Wake word detection modeling for Firefox Voice, supporting open datasets like Google Speech Commands and Mozilla Common Voice.
Citation:
@article{tang2020howl,
title={Howl: A Deployed, Open-Source Wake Word Detection System},
author={Raphael Tang and Jaejun Lee and Afsaneh Razi and Julia Cambre and Ian Bicking and Jofish Kaye and Jimmy Lin},
journal={arXiv:2008.09606},
year={2020}
}
A proper Pip package is coming soon.
-
git clone https://github.com/castorini/howl && cd howl
-
Install PyTorch by following your platform-specific instructions.
-
Install PyAudio and its dependencies through your distribution's package system.
-
pip install -r requirements.txt
(some apt packages might need to be installed)

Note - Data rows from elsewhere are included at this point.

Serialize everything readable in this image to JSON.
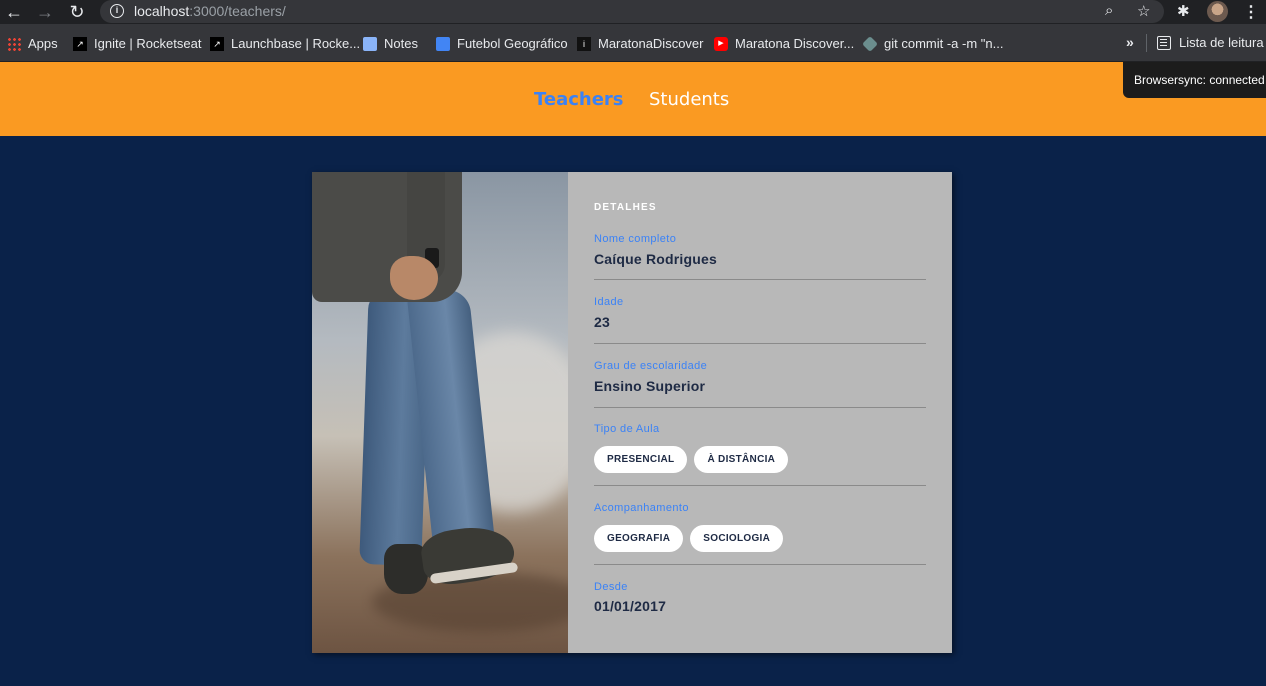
{
  "browser": {
    "url_host": "localhost",
    "url_path": ":3000/teachers/",
    "bookmarks": [
      {
        "label": "Apps",
        "icon": "apps-grid-icon"
      },
      {
        "label": "Ignite | Rocketseat",
        "icon": "rocketseat-icon"
      },
      {
        "label": "Launchbase | Rocke...",
        "icon": "rocketseat-icon"
      },
      {
        "label": "Notes",
        "icon": "notes-icon"
      },
      {
        "label": "Futebol Geográfico",
        "icon": "google-docs-icon"
      },
      {
        "label": "MaratonaDiscover",
        "icon": "maratona-icon"
      },
      {
        "label": "Maratona Discover...",
        "icon": "youtube-icon"
      },
      {
        "label": "git commit -a -m \"n...",
        "icon": "git-icon"
      }
    ],
    "overflow_label": "»",
    "reading_list": "Lista de leitura"
  },
  "header": {
    "nav": [
      {
        "label": "Teachers",
        "active": true
      },
      {
        "label": "Students",
        "active": false
      }
    ],
    "active_color": "#3b82f6",
    "background": "#fa9a22"
  },
  "browsersync": "Browsersync: connected",
  "card": {
    "section_title": "DETALHES",
    "fields": {
      "name": {
        "label": "Nome completo",
        "value": "Caíque Rodrigues"
      },
      "age": {
        "label": "Idade",
        "value": "23"
      },
      "education": {
        "label": "Grau de escolaridade",
        "value": "Ensino Superior"
      },
      "class_type": {
        "label": "Tipo de Aula",
        "tags": [
          "PRESENCIAL",
          "À DISTÂNCIA"
        ]
      },
      "subjects": {
        "label": "Acompanhamento",
        "tags": [
          "GEOGRAFIA",
          "SOCIOLOGIA"
        ]
      },
      "since": {
        "label": "Desde",
        "value": "01/01/2017"
      }
    }
  },
  "colors": {
    "page_bg": "#0a2249",
    "card_bg": "#b8b8b8",
    "label": "#3b82f6",
    "value": "#1e2a44"
  }
}
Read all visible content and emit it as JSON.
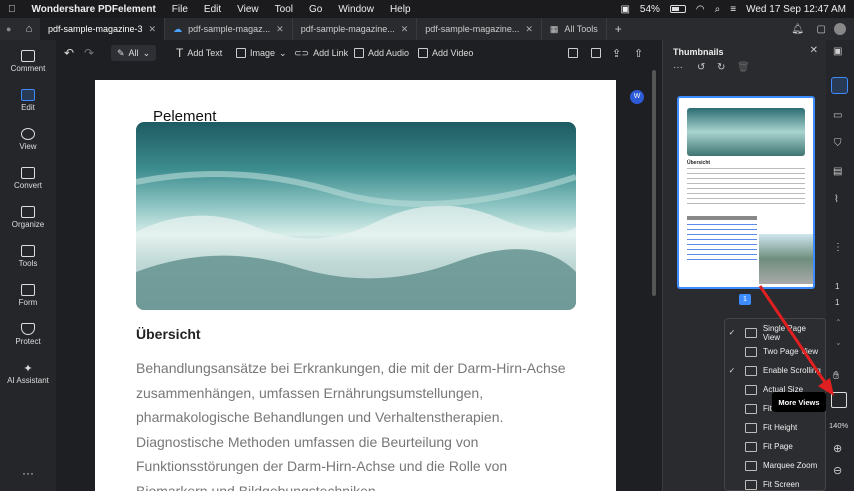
{
  "menubar": {
    "apple": "",
    "app_name": "Wondershare PDFelement",
    "items": [
      "File",
      "Edit",
      "View",
      "Tool",
      "Go",
      "Window",
      "Help"
    ],
    "battery": "54%",
    "datetime": "Wed 17 Sep  12:47 AM"
  },
  "tabs": [
    {
      "label": "pdf-sample-magazine-3",
      "active": true
    },
    {
      "label": "pdf-sample-magaz...",
      "active": false
    },
    {
      "label": "pdf-sample-magazine...",
      "active": false
    },
    {
      "label": "pdf-sample-magazine...",
      "active": false
    },
    {
      "label": "All Tools",
      "active": false
    }
  ],
  "new_tab": "+",
  "left_rail": [
    "Comment",
    "Edit",
    "View",
    "Convert",
    "Organize",
    "Tools",
    "Form",
    "Protect",
    "AI Assistant"
  ],
  "more": "···",
  "toolbar": {
    "all_label": "All",
    "add_text": "Add Text",
    "image": "Image",
    "add_link": "Add Link",
    "add_audio": "Add Audio",
    "add_video": "Add Video"
  },
  "document": {
    "heading_fragment": "Pelement",
    "section_title": "Übersicht",
    "paragraph_lines": [
      "Behandlungsansätze bei Erkrankungen, die mit der Darm-Hirn-Achse",
      "zusammenhängen, umfassen Ernährungsumstellungen,",
      "pharmakologische Behandlungen und Verhaltenstherapien.",
      "Diagnostische Methoden umfassen die Beurteilung von",
      "Funktionsstörungen der Darm-Hirn-Achse und die Rolle von",
      "Biomarkern und Bildgebungstechniken."
    ]
  },
  "thumbnails": {
    "title": "Thumbnails",
    "page_number": "1",
    "thumb_heading": "Übersicht"
  },
  "right_rail": {
    "page_current": "1",
    "page_total": "1",
    "zoom": "140%"
  },
  "view_menu": {
    "items": [
      {
        "label": "Single Page View",
        "checked": true
      },
      {
        "label": "Two Page View",
        "checked": false
      },
      {
        "label": "Enable Scrolling",
        "checked": true
      },
      {
        "label": "Actual Size",
        "checked": false
      },
      {
        "label": "Fit Width",
        "checked": false
      },
      {
        "label": "Fit Height",
        "checked": false
      },
      {
        "label": "Fit Page",
        "checked": false
      },
      {
        "label": "Marquee Zoom",
        "checked": false
      },
      {
        "label": "Fit Screen",
        "checked": false
      }
    ]
  },
  "tooltip": "More Views",
  "colors": {
    "accent": "#3d8cff",
    "arrow": "#e02020"
  }
}
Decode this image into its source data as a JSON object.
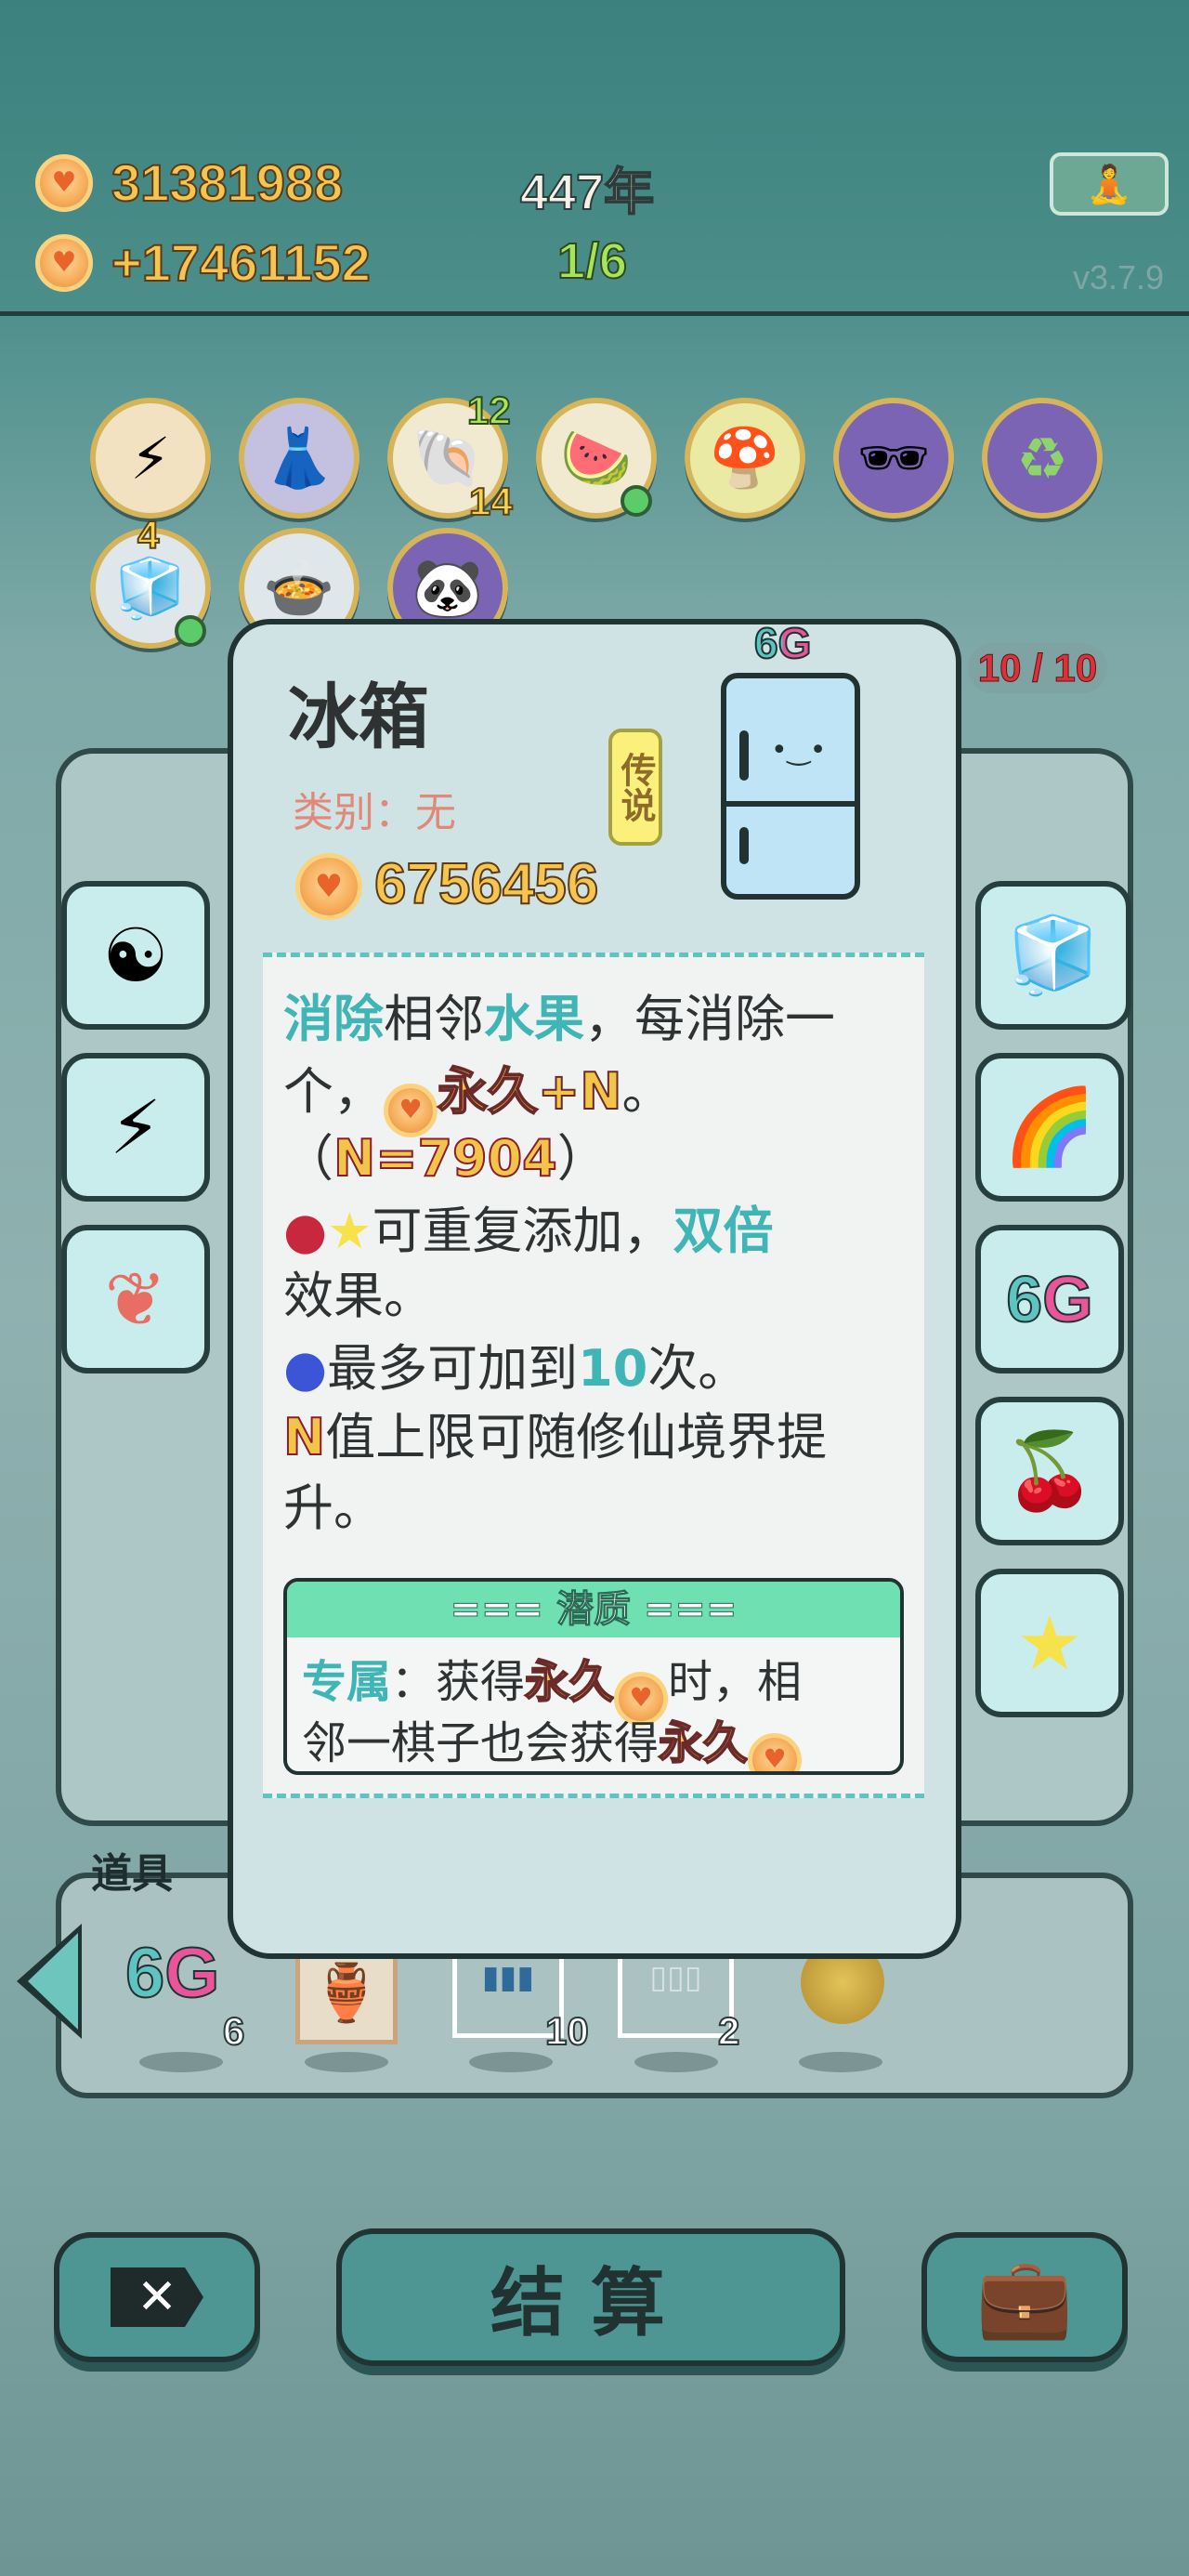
{
  "hud": {
    "coins": "31381988",
    "income": "+17461152",
    "year": "447年",
    "round": "1/6",
    "version": "v3.7.9"
  },
  "relics": {
    "shell_top": "12",
    "shell_bottom": "14",
    "tray_badge": "4"
  },
  "board": {
    "counter": "10 / 10"
  },
  "popup": {
    "title": "冰箱",
    "category": "类别：无",
    "rarity": "传说",
    "price": "6756456",
    "tag": "6G",
    "desc": {
      "l1a": "消除",
      "l1b": "相邻",
      "l1c": "水果",
      "l1d": "，每消除一",
      "l2a": "个，",
      "l2b": "永久+N",
      "l2c": "。",
      "l3a": "（",
      "l3b": "N=7904",
      "l3c": "）",
      "l4a": "可重复添加，",
      "l4b": "双倍",
      "l5": "效果。",
      "l6a": "最多可加到",
      "l6b": "10",
      "l6c": "次。",
      "l7a": "N",
      "l7b": "值上限可随修仙境界提",
      "l8": "升。"
    },
    "potential": {
      "header": "=== 潜质 ===",
      "p1a": "专属",
      "p1b": "：获得",
      "p1c": "永久",
      "p1d": "时，相",
      "p2a": "邻一棋子也会获得",
      "p2b": "永久"
    }
  },
  "items": {
    "label": "道具",
    "slot1_count": "6",
    "slot3_count": "10",
    "slot4_count": "2",
    "slot1_tag": "6G"
  },
  "buttons": {
    "settle": "结算"
  }
}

In the example that follows, we describe how to train a custom detector for the word, "fire."
- Download a supported data source. We recommend Common Voice for its breadth and free license.
- To provide alignment for the data, install Montreal Forced Aligner (MFA) and download an English pronunciation dictionary.
- Create a positive dataset containing the keyword:
VOCAB='["fire"]' INFERENCE_SEQUENCE=[0] DATASET_PATH=data/fire-positive python -m howl.run.create_raw_dataset --negative-pct 0 -i ~/path/to/common-voice --positive-pct 100
- Create a negative dataset without the keyword:
VOCAB='["fire"]' INFERENCE_SEQUENCE=[0] DATASET_PATH=data/fire-negative python -m howl.run.create_raw_dataset --negative-pct 5 -i ~/path/to/common-voice --positive-pct 0
- Generate some mock alignment for the negative set, where we don't care about alignment:
DATASET_PATH=data/fire-negative python -m howl.run.attach_alignment --align-type stub
- Use MFA to generate alignment for the positive set:
mfa_align data/fire-positive/audio eng.dict pretrained_models/english.zip output-folder
- Attach the MFA alignment to the positive dataset:
DATASET_PATH=data/fire-positive python -m howl.run.attach_alignment --align-type mfa -i output-folder
- Source the relevant environment variables for training the
res8
model:source envs/res8.env
. - Train the model:
python -m howl.run.train -i data/fire-negative data/fire-positive --model res8 --workspace workspaces/fire-res8
. - For the CLI demo, run
python -m howl.run.demo --model res8 --workspace workspaces/fire-res8
.
First, follow the installation instructions in the quickstart guide.
- Download the Google Speech Commands dataset and extract it.
- Source the appropriate environment variables:
source envs/res8.env
- Set the dataset path to the root folder of the Speech Commands dataset:
export DATASET_PATH=/path/to/dataset
- Train the
res8
model:NUM_EPOCHS=20 MAX_WINDOW_SIZE_SECONDS=1 VOCAB='["yes","no","up","down","left","right","on","off","stop","go"]' BATCH_SIZE=64 LR_DECAY=0.8 LEARNING_RATE=0.01 python -m howl.run.pretrain_gsc --model res8
- Download the Hey Firefox corpus, licensed under CC0, and extract it.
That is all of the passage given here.